During our week in the wilderness, the confirmation students and I found a new appreciation for our own aliveness. Without cell reception or even McDonald’s, we were left with no option but to pay deep attention to the natural splendor around us and the functioning capacity of our bodies and spirits. We went back to the basics: we walked all day. We ate food when we were hungry, drank water when we were thirsty. We gawked at waterfalls and mountain views. We giggled relentlessly, delighted by each other’s presence. We crashed, exhausted every night, into our tents to sleep. Our daily rhythms allowed us to focus on the present, centered around one simple, miraculous fact: we are alive. This basic fact—we are alive—turns out to be an excellent starting point to begin noticing the presence of God.

And notice God we certainly did. At the end of each day, we asked each other the same two questions: Where did you see God today? And where did God see you? Our answers often referenced the natural beauty that surrounded us: we saw God in the trees, in the birds, in each other’s faces. Our answers also reflected the compassionate, life-giving nature of God: God protected us when we slipped and almost fell badly, God provided us with a cool stream when we needed it most, God comforted us when we got a bee sting. Sometimes being in the mountains felt somewhat like a staring contest: our tiny, wide-eyed selves taking in God’s creation as God gazes back at us.

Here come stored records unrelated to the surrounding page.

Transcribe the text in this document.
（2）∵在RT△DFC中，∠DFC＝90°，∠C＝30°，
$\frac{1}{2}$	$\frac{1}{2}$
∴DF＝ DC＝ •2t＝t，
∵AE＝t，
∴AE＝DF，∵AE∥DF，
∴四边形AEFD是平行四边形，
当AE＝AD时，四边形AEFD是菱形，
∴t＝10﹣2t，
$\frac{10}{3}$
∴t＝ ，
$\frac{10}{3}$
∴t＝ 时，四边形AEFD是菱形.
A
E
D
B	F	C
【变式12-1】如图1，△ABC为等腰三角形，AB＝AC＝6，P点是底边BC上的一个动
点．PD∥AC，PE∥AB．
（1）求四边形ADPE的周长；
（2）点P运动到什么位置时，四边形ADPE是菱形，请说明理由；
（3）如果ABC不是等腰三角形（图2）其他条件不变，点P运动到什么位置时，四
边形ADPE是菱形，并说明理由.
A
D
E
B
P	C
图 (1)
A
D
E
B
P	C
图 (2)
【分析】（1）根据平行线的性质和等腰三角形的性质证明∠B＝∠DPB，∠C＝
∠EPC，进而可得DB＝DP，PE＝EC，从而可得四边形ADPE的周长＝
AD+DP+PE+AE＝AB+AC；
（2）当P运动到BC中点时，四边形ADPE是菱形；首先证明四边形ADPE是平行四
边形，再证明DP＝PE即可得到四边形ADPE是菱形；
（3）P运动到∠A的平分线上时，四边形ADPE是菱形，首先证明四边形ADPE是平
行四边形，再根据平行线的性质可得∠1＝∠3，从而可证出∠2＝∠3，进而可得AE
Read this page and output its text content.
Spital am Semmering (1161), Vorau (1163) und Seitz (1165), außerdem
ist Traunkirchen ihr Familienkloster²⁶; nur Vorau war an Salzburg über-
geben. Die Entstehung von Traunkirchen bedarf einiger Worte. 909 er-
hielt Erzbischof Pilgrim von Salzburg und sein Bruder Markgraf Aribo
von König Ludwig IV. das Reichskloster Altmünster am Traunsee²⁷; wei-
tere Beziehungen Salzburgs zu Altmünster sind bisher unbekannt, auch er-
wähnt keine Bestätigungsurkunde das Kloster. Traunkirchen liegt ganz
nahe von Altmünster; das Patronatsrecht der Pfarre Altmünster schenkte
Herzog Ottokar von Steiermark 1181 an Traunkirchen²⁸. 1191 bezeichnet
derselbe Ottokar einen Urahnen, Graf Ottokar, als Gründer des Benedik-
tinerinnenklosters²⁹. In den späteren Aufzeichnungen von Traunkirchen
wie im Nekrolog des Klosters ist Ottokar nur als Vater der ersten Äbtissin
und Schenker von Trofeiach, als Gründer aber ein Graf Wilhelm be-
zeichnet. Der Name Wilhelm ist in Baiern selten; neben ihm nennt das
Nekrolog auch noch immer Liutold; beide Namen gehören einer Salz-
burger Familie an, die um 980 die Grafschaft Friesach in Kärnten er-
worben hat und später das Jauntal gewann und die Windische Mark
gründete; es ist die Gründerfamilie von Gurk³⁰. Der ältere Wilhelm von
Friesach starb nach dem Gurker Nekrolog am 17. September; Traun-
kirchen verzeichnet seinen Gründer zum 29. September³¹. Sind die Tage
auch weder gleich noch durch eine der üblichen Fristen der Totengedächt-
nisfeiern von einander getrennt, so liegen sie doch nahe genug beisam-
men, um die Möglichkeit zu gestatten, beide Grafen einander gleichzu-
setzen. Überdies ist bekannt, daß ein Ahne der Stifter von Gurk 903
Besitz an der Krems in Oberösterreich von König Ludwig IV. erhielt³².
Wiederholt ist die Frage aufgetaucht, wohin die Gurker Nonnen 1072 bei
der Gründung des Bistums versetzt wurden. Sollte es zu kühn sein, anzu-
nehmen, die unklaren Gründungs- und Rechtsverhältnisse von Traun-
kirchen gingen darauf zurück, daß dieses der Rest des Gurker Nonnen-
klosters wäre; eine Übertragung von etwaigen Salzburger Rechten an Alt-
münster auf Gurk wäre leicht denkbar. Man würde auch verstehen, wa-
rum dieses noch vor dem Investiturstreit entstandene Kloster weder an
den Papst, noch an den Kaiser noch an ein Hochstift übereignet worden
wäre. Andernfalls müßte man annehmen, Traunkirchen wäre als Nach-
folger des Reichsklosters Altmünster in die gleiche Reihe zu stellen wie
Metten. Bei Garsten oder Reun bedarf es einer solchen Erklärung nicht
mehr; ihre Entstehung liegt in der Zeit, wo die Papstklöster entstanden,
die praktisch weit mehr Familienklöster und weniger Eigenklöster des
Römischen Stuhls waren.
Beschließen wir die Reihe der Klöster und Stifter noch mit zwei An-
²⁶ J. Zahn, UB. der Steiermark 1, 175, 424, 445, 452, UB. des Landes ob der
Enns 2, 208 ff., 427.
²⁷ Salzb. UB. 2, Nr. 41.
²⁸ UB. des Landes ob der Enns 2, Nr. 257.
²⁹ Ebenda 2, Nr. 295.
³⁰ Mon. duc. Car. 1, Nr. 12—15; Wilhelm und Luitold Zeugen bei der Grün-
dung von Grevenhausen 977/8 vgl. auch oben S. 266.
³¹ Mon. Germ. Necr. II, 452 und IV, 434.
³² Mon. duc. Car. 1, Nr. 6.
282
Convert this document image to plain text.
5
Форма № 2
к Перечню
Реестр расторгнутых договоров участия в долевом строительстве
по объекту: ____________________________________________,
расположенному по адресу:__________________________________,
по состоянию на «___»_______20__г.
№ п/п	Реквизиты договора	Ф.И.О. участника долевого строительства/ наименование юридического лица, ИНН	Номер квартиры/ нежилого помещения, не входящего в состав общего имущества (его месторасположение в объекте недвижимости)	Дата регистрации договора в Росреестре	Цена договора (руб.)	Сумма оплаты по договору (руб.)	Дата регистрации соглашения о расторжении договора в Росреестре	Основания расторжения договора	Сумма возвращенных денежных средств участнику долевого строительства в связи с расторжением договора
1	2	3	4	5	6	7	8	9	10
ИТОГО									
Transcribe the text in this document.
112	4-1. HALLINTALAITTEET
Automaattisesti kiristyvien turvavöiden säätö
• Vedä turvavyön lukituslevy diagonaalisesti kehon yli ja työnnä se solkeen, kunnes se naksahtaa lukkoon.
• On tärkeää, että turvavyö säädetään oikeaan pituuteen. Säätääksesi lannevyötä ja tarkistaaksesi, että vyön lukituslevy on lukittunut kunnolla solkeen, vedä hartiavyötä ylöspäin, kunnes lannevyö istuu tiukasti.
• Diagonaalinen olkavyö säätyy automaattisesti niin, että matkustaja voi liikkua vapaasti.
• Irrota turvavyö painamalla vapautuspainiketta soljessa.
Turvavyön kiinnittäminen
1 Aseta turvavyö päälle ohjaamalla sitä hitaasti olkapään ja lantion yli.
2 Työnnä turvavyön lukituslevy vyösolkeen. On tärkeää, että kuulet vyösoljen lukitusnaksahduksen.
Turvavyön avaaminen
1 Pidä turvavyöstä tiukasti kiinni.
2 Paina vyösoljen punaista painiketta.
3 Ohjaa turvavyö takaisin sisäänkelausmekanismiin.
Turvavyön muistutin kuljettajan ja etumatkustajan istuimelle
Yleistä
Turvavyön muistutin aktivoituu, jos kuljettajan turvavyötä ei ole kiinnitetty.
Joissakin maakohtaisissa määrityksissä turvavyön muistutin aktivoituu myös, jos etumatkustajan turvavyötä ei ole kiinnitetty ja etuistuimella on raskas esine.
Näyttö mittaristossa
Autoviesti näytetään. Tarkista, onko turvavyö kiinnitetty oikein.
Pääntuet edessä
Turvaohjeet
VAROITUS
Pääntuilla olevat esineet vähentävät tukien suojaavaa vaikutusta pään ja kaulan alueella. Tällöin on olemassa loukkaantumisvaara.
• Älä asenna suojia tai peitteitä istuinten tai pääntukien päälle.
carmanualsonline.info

One of the psalms we read contains the line, “Deep called to deep, at the noise of your waterfalls…” (Psalm 42:7) Out in the wilderness, shed of superficialities and showers, we allow space for the deepness within ourselves to meet the deep, vast ocean that is God. Our basic aliveness seems not so basic after all, but rather part of a beautiful, infinite call and response. The noise of water over rocks as we quench our thirst at the campsite calls us back to the Source of All Life. Deep called to deep. Creation called to Creator. May we always remember to listen.